The new Syriza-led government has announced a series
of policies they hope will deliver relief to the Greek people after years of
reckless orthodox belief drove the country into absolute poverty.
Greek
leaders announcing their plan in Athens
The new measures include reducing the strength of the
Earth´s gravitational field, changing the Laws of Thermodynamics to raise the efficiency of car
engines, and creating a new Weather Control Ministry, which will
produce rain as needed.
The new measures were hailed by the re-opened state broadcaster as the greatest reform plan
introduced in over 5000 years of recorded history, and hailed Prime Minister
Alex Tsipras as “Μέγας Ἀλέξανδρος”
(Mégas Aléxandros or Alexander the Great). The announcement of state
television was followed by a video showing Tsipras visiting a monument to
communist fighters. This sight was a great moment of joy for communists
everywhere.
However, the real Greek communist party (KKE), which
earlier refused to form a coalition government with Syriza, dismissed the reforms as mere “circus”,
reminding the people the new measures do not amount to a real communist
programme – which would include nationalization of all private property, exterminating
the rich, imposing thought controls and a state monopoly of everything.

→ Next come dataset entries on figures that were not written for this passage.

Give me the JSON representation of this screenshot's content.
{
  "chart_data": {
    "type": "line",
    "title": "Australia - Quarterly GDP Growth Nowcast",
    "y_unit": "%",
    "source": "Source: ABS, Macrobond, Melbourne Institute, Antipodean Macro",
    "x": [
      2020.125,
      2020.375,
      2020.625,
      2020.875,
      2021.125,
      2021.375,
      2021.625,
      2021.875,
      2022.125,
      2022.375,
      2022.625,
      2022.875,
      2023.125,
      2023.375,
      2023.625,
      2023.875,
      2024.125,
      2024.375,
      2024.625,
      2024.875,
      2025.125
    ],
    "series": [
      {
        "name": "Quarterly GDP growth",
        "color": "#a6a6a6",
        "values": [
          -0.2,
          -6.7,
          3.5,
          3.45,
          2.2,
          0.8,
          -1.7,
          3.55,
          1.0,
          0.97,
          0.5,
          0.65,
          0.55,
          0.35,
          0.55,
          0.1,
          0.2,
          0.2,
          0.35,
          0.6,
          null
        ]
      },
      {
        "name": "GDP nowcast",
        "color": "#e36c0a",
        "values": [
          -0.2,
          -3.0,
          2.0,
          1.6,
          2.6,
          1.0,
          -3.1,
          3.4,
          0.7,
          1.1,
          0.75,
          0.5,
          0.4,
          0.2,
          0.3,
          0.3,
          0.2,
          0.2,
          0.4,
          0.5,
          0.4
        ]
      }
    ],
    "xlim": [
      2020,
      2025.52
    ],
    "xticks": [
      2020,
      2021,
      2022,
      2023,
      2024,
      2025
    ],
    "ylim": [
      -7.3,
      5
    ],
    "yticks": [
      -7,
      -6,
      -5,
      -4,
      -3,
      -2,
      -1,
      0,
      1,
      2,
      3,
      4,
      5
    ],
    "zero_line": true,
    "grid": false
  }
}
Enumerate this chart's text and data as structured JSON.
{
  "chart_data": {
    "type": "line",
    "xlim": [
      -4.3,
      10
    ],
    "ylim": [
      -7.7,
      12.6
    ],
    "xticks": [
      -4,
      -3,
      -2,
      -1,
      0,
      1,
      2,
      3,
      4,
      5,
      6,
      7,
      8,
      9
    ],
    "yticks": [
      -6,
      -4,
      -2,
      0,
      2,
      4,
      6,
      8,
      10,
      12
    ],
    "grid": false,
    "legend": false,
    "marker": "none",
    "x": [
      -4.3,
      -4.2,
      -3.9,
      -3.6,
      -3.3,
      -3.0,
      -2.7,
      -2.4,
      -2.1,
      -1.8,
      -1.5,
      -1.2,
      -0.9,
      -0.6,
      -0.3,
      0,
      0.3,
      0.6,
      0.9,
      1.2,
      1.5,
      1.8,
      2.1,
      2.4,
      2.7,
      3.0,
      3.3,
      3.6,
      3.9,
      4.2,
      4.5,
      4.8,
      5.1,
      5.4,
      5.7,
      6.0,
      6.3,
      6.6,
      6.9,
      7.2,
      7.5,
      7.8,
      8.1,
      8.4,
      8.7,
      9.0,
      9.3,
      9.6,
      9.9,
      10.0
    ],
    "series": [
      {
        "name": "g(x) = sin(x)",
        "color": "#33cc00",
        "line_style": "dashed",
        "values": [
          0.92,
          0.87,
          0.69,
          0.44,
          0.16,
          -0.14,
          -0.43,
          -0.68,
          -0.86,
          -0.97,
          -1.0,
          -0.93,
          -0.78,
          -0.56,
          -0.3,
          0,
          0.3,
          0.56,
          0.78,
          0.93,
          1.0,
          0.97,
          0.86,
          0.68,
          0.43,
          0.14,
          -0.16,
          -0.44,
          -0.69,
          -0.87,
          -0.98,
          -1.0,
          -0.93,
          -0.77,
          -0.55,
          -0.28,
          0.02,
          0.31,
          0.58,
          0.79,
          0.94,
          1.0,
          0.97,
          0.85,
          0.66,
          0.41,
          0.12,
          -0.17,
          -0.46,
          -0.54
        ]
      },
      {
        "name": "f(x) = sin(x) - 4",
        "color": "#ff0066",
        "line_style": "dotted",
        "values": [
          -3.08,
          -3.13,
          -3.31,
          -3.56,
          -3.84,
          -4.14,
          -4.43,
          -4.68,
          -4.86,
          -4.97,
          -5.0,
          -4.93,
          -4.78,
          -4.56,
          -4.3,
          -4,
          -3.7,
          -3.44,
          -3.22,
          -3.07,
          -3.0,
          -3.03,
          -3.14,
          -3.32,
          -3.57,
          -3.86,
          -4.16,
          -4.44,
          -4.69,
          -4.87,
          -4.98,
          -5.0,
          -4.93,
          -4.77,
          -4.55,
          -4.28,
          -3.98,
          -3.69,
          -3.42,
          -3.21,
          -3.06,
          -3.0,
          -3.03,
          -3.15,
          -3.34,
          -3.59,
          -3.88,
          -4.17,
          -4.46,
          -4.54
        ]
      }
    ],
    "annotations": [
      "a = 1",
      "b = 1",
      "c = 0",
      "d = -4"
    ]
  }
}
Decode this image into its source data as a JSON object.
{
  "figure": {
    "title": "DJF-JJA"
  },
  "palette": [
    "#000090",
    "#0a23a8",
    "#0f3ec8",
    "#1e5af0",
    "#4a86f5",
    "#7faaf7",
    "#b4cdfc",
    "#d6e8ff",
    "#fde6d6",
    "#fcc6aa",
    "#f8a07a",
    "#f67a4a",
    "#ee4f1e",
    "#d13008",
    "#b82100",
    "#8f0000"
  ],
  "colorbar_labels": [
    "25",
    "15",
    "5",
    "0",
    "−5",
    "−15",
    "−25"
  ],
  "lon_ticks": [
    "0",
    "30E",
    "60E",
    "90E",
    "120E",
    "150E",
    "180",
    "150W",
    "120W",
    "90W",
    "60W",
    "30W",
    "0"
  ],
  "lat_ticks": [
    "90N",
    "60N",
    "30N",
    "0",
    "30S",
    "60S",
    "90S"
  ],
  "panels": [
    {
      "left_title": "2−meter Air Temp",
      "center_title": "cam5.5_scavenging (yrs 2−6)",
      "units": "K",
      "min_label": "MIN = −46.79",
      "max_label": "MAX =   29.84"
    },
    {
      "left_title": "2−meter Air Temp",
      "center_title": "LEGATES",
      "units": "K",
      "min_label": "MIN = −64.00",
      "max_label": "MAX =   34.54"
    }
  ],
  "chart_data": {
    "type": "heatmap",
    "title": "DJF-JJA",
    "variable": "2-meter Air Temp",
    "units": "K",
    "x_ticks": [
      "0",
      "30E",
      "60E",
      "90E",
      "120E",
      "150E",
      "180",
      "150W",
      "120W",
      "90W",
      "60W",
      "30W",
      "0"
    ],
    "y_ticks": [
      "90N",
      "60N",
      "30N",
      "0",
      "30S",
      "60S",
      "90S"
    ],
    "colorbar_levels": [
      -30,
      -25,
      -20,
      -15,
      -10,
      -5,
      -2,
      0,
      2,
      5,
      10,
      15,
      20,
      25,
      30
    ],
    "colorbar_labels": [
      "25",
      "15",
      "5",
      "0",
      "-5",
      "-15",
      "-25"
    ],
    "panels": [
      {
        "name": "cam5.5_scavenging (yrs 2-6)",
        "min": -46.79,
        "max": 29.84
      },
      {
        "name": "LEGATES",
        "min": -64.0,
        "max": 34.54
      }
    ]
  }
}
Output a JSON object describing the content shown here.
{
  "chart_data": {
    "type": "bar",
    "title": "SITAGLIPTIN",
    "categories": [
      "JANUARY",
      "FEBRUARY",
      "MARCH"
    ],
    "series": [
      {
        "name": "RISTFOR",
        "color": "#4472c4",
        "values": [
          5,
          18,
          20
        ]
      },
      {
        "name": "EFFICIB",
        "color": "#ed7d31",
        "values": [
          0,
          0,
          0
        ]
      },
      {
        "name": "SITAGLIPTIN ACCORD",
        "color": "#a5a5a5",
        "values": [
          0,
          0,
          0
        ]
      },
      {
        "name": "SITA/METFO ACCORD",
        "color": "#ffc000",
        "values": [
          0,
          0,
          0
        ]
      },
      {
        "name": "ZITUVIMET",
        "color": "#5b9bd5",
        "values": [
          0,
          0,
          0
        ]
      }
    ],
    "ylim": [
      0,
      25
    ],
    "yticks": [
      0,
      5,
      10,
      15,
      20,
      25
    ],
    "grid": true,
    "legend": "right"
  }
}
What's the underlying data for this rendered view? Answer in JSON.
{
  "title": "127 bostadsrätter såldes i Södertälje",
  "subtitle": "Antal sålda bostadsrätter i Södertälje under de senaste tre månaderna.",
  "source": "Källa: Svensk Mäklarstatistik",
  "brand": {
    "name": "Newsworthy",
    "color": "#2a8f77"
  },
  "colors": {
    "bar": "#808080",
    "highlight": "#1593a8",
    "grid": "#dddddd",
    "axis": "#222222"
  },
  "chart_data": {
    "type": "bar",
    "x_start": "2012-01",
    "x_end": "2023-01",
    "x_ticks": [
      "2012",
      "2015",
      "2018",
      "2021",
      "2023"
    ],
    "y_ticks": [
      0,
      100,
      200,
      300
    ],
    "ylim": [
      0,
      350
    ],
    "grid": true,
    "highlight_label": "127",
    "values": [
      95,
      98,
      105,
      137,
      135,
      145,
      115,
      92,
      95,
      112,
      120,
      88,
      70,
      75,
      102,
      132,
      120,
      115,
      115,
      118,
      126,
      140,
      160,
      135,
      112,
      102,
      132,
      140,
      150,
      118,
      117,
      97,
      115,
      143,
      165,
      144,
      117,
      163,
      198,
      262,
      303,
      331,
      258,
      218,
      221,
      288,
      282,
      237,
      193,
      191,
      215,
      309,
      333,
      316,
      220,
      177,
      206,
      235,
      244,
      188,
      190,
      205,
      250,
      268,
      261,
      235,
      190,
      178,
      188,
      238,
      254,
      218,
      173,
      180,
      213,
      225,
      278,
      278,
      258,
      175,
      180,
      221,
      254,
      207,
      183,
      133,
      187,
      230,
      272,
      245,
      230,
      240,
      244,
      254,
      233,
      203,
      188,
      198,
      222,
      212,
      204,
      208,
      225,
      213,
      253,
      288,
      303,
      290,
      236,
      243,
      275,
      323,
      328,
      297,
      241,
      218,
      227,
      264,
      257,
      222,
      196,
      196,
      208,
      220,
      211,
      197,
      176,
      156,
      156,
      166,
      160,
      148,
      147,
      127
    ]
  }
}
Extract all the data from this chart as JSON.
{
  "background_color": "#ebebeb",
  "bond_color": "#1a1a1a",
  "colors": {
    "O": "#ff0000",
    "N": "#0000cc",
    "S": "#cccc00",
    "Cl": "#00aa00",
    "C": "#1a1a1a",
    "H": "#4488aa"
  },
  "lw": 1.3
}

It is evident orthodox communists don´t understand populism, they don´t realize the new measures will raise government popularity amongst the masses, and will help the populist-communist
parties in Spain, Portugal and Ireland, in particular, raising their chances to
take over these countries and follow Syriza´s lead.
The new measures fly in the face of so-called
‘consensus’ science, and ignore the agenda of the euro-zone. These reforms did
not fall from the sky but are the by-product of the herculean mass struggles of
Greek experts over several years, including thirty general strikes,
seventeen riots, and over five hundred vehicles and trash containers burned.